When Whitman ran an ad in September featuring Clinton criticizing Brown for raising taxes in the 1992 presidential debates, strategists saw the potential damage that could ensue.
“The question was, 'do we do something in response?'” Glazer said. They chose to run the “Pinocchio” spot.
“There was a little bit of fear about ‘are we being too demeaning, are we going over he top’?” said Joe Trippi, Brown's strategist and media consultant. “We don’t ever want to go out and say your opponent’s a liar but we felt the foundation had been established.”
That reluctance to run ads continued throughout the campaign, even until late in the campaign, at the end of October, with the famous “Echo” spot. It was the segment in which Whitman echoed Schwarzenegger’s lines almost entirely word for word, and it was one that the Republican panelists agreed was extremely effective. But the Brown team held it.
“We had real discipline about the spots we wanted to get out,” Trippi said. “No matter how badly we wanted to, we waited and waited until we had gotten the case we wanted to make but we were two weeks away and we were like, ‘if we don’t put it up now it’s not going’.”
Brulte, former Senate and Assembly Republican leader, said Whitman’s aggressiveness undermined her credibility as a fresh new face. By Labor Day, Brulte joked, “Jerry Brown was the fresh new face.”
An issue of who do you trust
Trippi compared Meg Whitman to a complete stranger walking into the room and accusing someone in it of being a crook. The immediate reaction is “who are you?”
“This campaign in the end was about trust,” he said. “Who are you going to trust to fix this mess?”
Roger Salazar, a panelist representing the California Working Families independent expenditure campaign, said independent women were a worry for the strategists. Testing messages that Whitman was a bad businesswoman didn’t work. But “one thing that did work is that you couldn’t trust her,” he said.
Brown had the advantage of experience, a factor that mattered more and more as the race progressed. Brown had other advantages. One was that he lacked a primary opponent. He also entered the governor’s race late in the game – in March of last year. Another advantage was that he didn’t need a policy platform like Whitman did.
“The purpose of a detailed plan is to show that you had thought through something. I don’t think Jerry had to do that,” Naylor said.
In Whitman's campaign book, "... she laid out much more," Sundheim said. "She got constantly hammered. He had the benefit of not saying anything."
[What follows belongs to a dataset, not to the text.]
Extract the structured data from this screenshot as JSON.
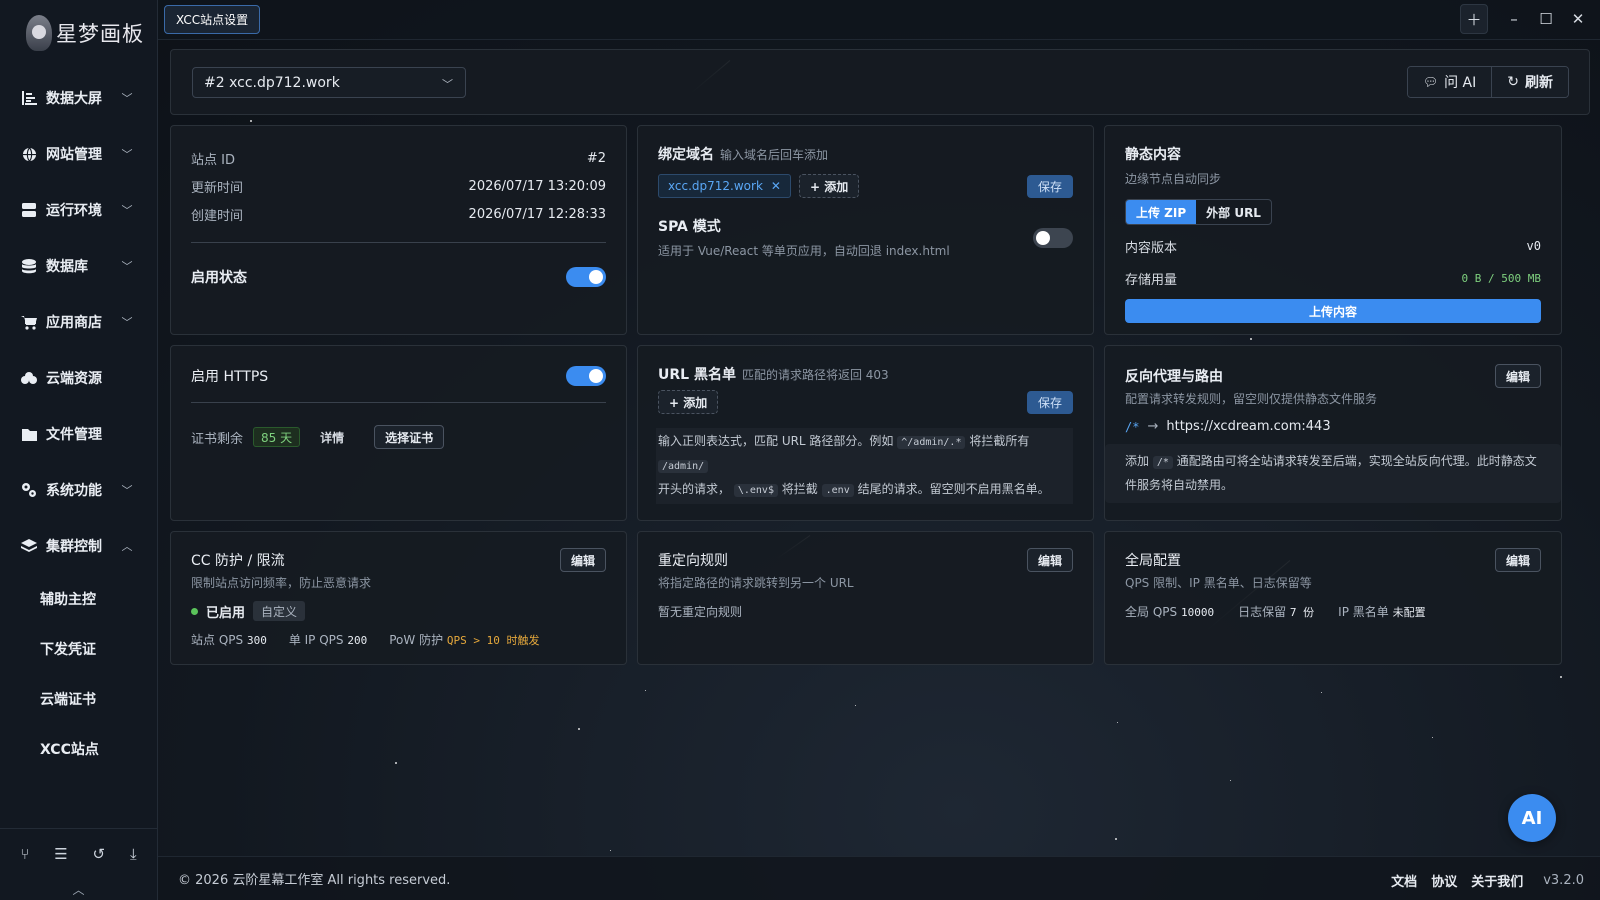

“If there ever was a status quo guy to can, this would have been the year to do it,” Trippi said. But Jerry wasn’t that status quo dealmaker or insider, he added. “Even for those that wanted an outsider, Jerry was an acceptable insider.”
The bluntness with which Brown spoke his opinion – which came into the limelight during when a voice recording brought into question whether he had called Whitman a “whore” – paled in comparison to the public scandal around Nicky Diaz Santillan, the housekeeper that Whitman employed for nine years and then laid off when she allegedly learned of her undocumented status.
The Brown campaign did a poll to track the effect of the “whore” incident, and found that it had no effect, said Brown spokesman Sterling Clifford. It meant a lot to admit mistakes, he said.
“We apologized that night for the salty language,” Clifford said. “We didn’t play a lot of games about it.”
“All she had to do is say ‘I screwed up’ once," Trippi said.
Naylor said for him "the campaign was over on June 7, with the immigration thing." He agreed with Sundheim's statement that the "Republican brand is death," and said the party needs to figure out how to draw Hispanic voters.
Is there a political future for Meg Whitman?
Naylor didn’t think so – at least not anytime soon.
“I think it would take a long time to overcome the damage that was done in this campaign,” he said.